In contrast, when it comes to algorithmic systems, including those involving AI, it appears that insurance companies currently have a “free ride” because there is no corresponding regulatory oversight from state regulators of insurance. There is an incongruity among similar algorithms, both guiding the provision of care and being differentially regulated. This is concerning because those algorithms deployed by insurers make decisions to deny care upfront and altogether or deny coverage of expensive treatments and procedures. Thus, they make decisions that are at the heart of access to health care.

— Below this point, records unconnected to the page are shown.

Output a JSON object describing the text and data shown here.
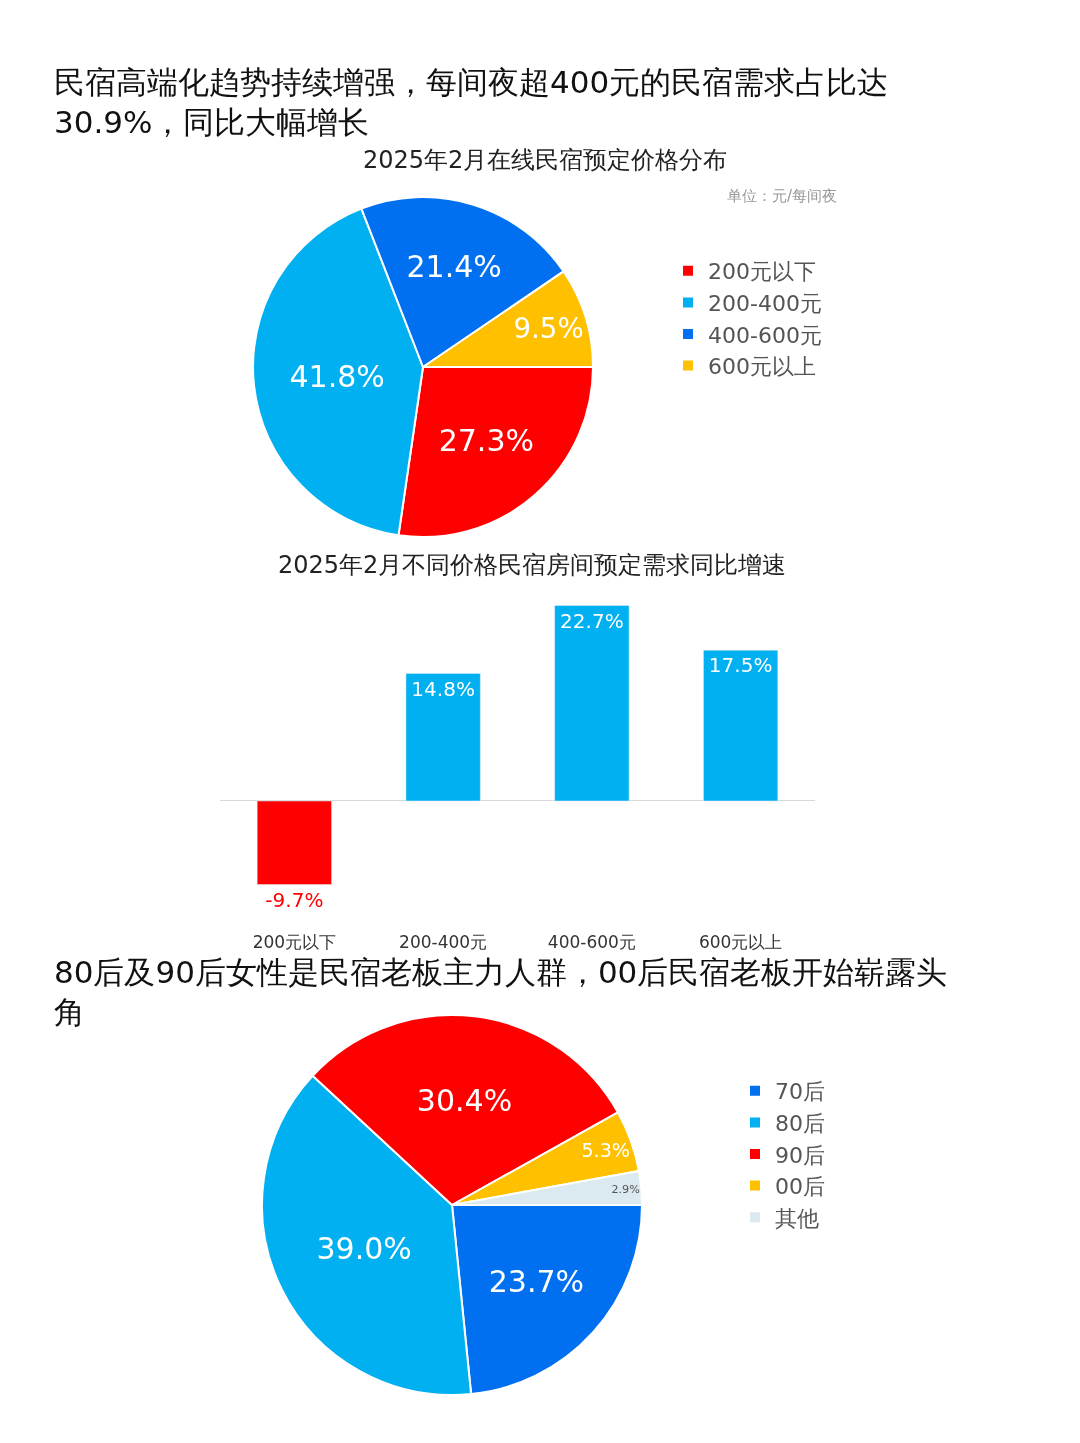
{
  "chart_data": [
    {
      "type": "pie",
      "title": "民宿高端化趋势持续增强，每间夜超400元的民宿需求占比达30.9%，同比大幅增长",
      "subtitle": "2025年2月在线民宿预定价格分布",
      "annotations": [
        "单位：元/每间夜"
      ],
      "categories": [
        "200元以下",
        "200-400元",
        "400-600元",
        "600元以上"
      ],
      "values": [
        27.3,
        41.8,
        21.4,
        9.5
      ],
      "value_labels": [
        "27.3%",
        "41.8%",
        "21.4%",
        "9.5%"
      ],
      "colors": [
        "#ff0000",
        "#00b0f0",
        "#0070f0",
        "#ffc000"
      ],
      "legend": "right"
    },
    {
      "type": "bar",
      "title": "2025年2月不同价格民宿房间预定需求同比增速",
      "categories": [
        "200元以下",
        "200-400元",
        "400-600元",
        "600元以上"
      ],
      "values": [
        -9.7,
        14.8,
        22.7,
        17.5
      ],
      "value_labels": [
        "-9.7%",
        "14.8%",
        "22.7%",
        "17.5%"
      ],
      "colors": [
        "#ff0000",
        "#00b0f0",
        "#00b0f0",
        "#00b0f0"
      ]
    },
    {
      "type": "pie",
      "title": "80后及90后女性是民宿老板主力人群，00后民宿老板开始崭露头角",
      "categories": [
        "70后",
        "80后",
        "90后",
        "00后",
        "其他"
      ],
      "values": [
        23.7,
        39.0,
        30.4,
        5.3,
        2.9
      ],
      "value_labels": [
        "23.7%",
        "39.0%",
        "30.4%",
        "5.3%",
        "2.9%"
      ],
      "colors": [
        "#0070f0",
        "#00b0f0",
        "#ff0000",
        "#ffc000",
        "#dbe9f0"
      ],
      "legend": "right"
    }
  ]
}
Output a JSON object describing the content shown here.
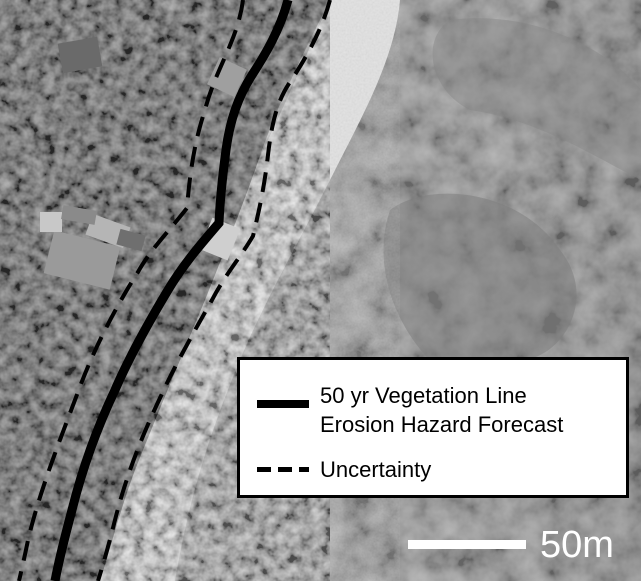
{
  "map": {
    "imagery": "grayscale aerial photograph of a vegetated coastline, sandy beach and nearshore reef"
  },
  "legend": {
    "forecast_line_label_1": "50 yr Vegetation Line",
    "forecast_line_label_2": "Erosion Hazard Forecast",
    "uncertainty_label": "Uncertainty",
    "forecast_line_style": "solid black",
    "uncertainty_line_style": "dashed black"
  },
  "scale_bar": {
    "label": "50m"
  },
  "colors": {
    "forecast_line": "#000000",
    "uncertainty_line": "#000000",
    "legend_background": "#ffffff",
    "scale_bar": "#ffffff",
    "sand": "#dedede",
    "water": "#8f8f8f",
    "vegetation": "#4a4a4a"
  }
}
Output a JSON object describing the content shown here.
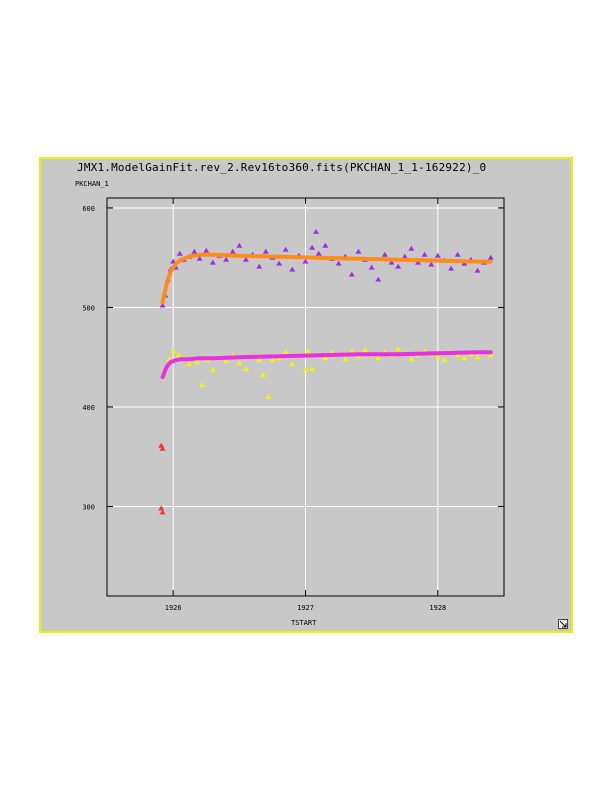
{
  "window": {
    "title": "JMX1.ModelGainFit.rev_2.Rev16to360.fits(PKCHAN_1_1-162922)_0"
  },
  "chart_data": {
    "type": "scatter",
    "title": "JMX1.ModelGainFit.rev_2.Rev16to360.fits(PKCHAN_1_1-162922)_0",
    "xlabel": "TSTART",
    "ylabel": "PKCHAN_1",
    "xlim": [
      1925.5,
      1928.5
    ],
    "ylim": [
      210,
      610
    ],
    "x_ticks": [
      1926,
      1927,
      1928
    ],
    "y_ticks": [
      300,
      400,
      500,
      600
    ],
    "x_tick_labels": [
      "1926",
      "1927",
      "1928"
    ],
    "y_tick_labels": [
      "300",
      "400",
      "500",
      "600"
    ],
    "grid": true,
    "colors": {
      "frame_border": "#f0f000",
      "frame_bg": "#c8c8c8",
      "plot_bg": "#c8c8c8",
      "grid": "#ffffff"
    },
    "series": [
      {
        "kind": "points",
        "color": "#9b30e8",
        "x": [
          1925.92,
          1925.94,
          1925.96,
          1925.98,
          1926.0,
          1926.02,
          1926.05,
          1926.08,
          1926.12,
          1926.16,
          1926.2,
          1926.25,
          1926.3,
          1926.35,
          1926.4,
          1926.45,
          1926.5,
          1926.55,
          1926.6,
          1926.65,
          1926.7,
          1926.75,
          1926.8,
          1926.85,
          1926.9,
          1926.95,
          1927.0,
          1927.05,
          1927.08,
          1927.1,
          1927.15,
          1927.2,
          1927.25,
          1927.3,
          1927.35,
          1927.4,
          1927.45,
          1927.5,
          1927.55,
          1927.6,
          1927.65,
          1927.7,
          1927.75,
          1927.8,
          1927.85,
          1927.9,
          1927.95,
          1928.0,
          1928.05,
          1928.1,
          1928.15,
          1928.2,
          1928.25,
          1928.3,
          1928.35,
          1928.4
        ],
        "y": [
          502,
          512,
          528,
          538,
          546,
          540,
          554,
          548,
          551,
          556,
          549,
          557,
          545,
          552,
          548,
          556,
          562,
          548,
          553,
          541,
          556,
          550,
          544,
          558,
          538,
          552,
          546,
          560,
          576,
          554,
          562,
          549,
          544,
          551,
          533,
          556,
          548,
          540,
          528,
          553,
          545,
          541,
          551,
          559,
          545,
          553,
          543,
          552,
          547,
          539,
          553,
          544,
          548,
          537,
          545,
          550
        ]
      },
      {
        "kind": "line",
        "color": "#ff8c1a",
        "x": [
          1925.92,
          1925.95,
          1925.98,
          1926.02,
          1926.06,
          1926.12,
          1926.2,
          1926.3,
          1926.5,
          1926.8,
          1927.1,
          1927.4,
          1927.7,
          1928.0,
          1928.3,
          1928.4
        ],
        "y": [
          505,
          523,
          536,
          544,
          548,
          551,
          553,
          553,
          552,
          551,
          550,
          549,
          548,
          547,
          546,
          546
        ]
      },
      {
        "kind": "points",
        "color": "#f5f500",
        "x": [
          1925.94,
          1925.97,
          1926.0,
          1926.04,
          1926.08,
          1926.12,
          1926.18,
          1926.22,
          1926.26,
          1926.3,
          1926.35,
          1926.4,
          1926.45,
          1926.5,
          1926.55,
          1926.6,
          1926.65,
          1926.68,
          1926.72,
          1926.75,
          1926.8,
          1926.85,
          1926.9,
          1926.95,
          1927.0,
          1927.02,
          1927.05,
          1927.1,
          1927.15,
          1927.2,
          1927.25,
          1927.3,
          1927.35,
          1927.4,
          1927.45,
          1927.5,
          1927.55,
          1927.6,
          1927.65,
          1927.7,
          1927.75,
          1927.8,
          1927.85,
          1927.9,
          1927.95,
          1928.0,
          1928.05,
          1928.1,
          1928.15,
          1928.2,
          1928.25,
          1928.3,
          1928.35,
          1928.4
        ],
        "y": [
          436,
          448,
          456,
          452,
          449,
          443,
          445,
          422,
          447,
          437,
          450,
          446,
          452,
          444,
          438,
          451,
          447,
          432,
          410,
          447,
          449,
          455,
          443,
          452,
          437,
          456,
          438,
          452,
          449,
          455,
          453,
          448,
          456,
          451,
          457,
          452,
          449,
          455,
          452,
          458,
          454,
          448,
          452,
          456,
          453,
          451,
          447,
          455,
          452,
          449,
          453,
          450,
          455,
          452
        ]
      },
      {
        "kind": "line",
        "color": "#e830e0",
        "x": [
          1925.92,
          1925.95,
          1925.98,
          1926.02,
          1926.06,
          1926.12,
          1926.2,
          1926.3,
          1926.5,
          1926.8,
          1927.1,
          1927.4,
          1927.7,
          1928.0,
          1928.3,
          1928.4
        ],
        "y": [
          430,
          440,
          445,
          447,
          448,
          448,
          449,
          449,
          450,
          451,
          452,
          453,
          453,
          454,
          455,
          455
        ]
      },
      {
        "kind": "points",
        "color": "#ff3030",
        "x": [
          1925.91,
          1925.92,
          1925.91,
          1925.92
        ],
        "y": [
          361,
          358,
          298,
          294
        ]
      }
    ]
  }
}
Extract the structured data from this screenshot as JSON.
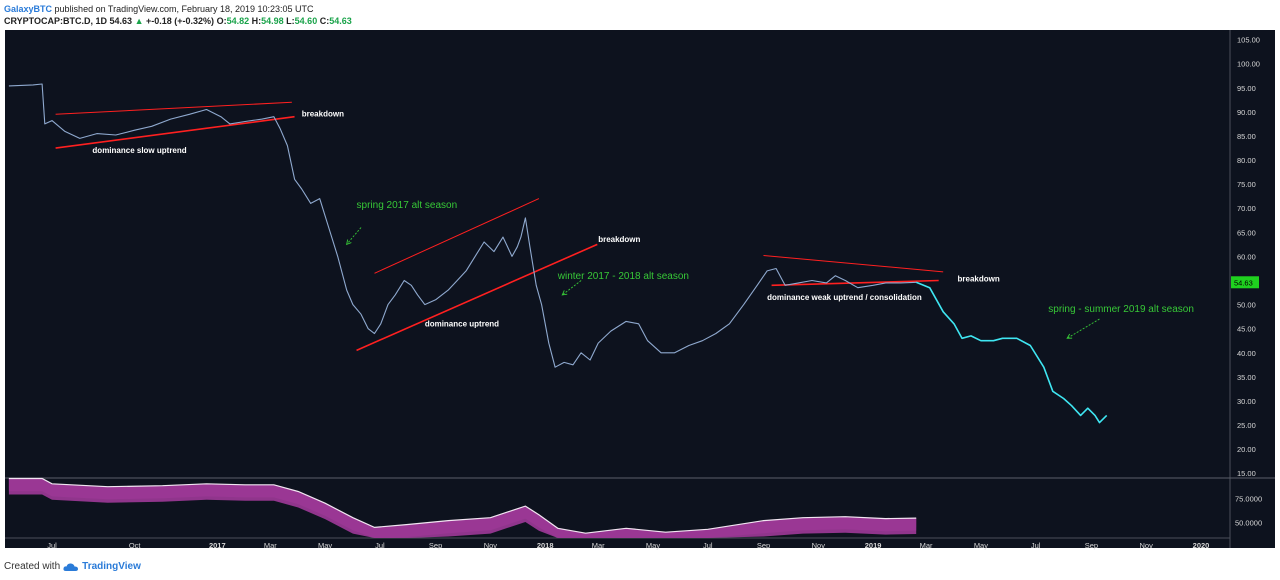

There needs to be more proactive federal and state oversight of AI used by payers, particularly use of AI to make utilization management and other coverage determinations. While the FDA is not the appropriate body to regulate these algorithms, federal and state agencies that oversee insurance should take lessons from how the FDA currently evaluates clinical algorithms and work to implement similar standards and requirements. This collaboration could also be a good opportunity for the FDA to reflect upon its current practice, optimize it, and create a guidance document with minimum standards that need to be demonstrated by manufacturers when seeking premarket review. Another approach could be a certification entity, which could set standards for good development of these products and guidance for implementation, perhaps in collaboration with the provider side of the industry. An important first step to any of these efforts is the recognition from the federal government that governing AI will take an interagency approach. Federal agencies did just this in April 2024 when they announced that five federal agencies have pledged to work together on ensuring that Americans’ civil rights are adequately protected as AI use becomes more prevalent.
Additionally, the anti-discrimination provision of the Affordable Care Act (ACA), often referred to as Section 1557, could be used to ensure that algorithms used to make PA decisions are not discriminating based on sex, race, color, national origin, age, or disability. The Biden administration recently released an updated regulation implementing 1557, which clarified that it applies to health insurers, plan design, and the use of algorithms. While the regulation focuses on algorithms used in patient care decision support tools and does not explicitly discuss the use of algorithms for claims adjudication or utilization management decisions, the 1557 provision in the ACA still arguably applies to these activities. We may see Section 1557 complaints and lawsuits challenging situations where plans relied on flawed AI tools for plan coverage decisions, which demonstrate bias against certain patients based on the protected categories listed above.
As AI use in both clinical and payer settings accelerates, there must be safeguards that ensure that AI tools are developed and used ethically and in ways that do not discriminate against vulnerable communities. It is vital that both state and federal insurance regulators proactively focus on the development of these algorithms, to prevent issues of overuse and discrimination. While partnership with industry is crucial for these efforts, self-regulation will not be enough to protect patients, and regulators must come up with clearer rules of the road that encourage innovation but put in place guardrails against abuses.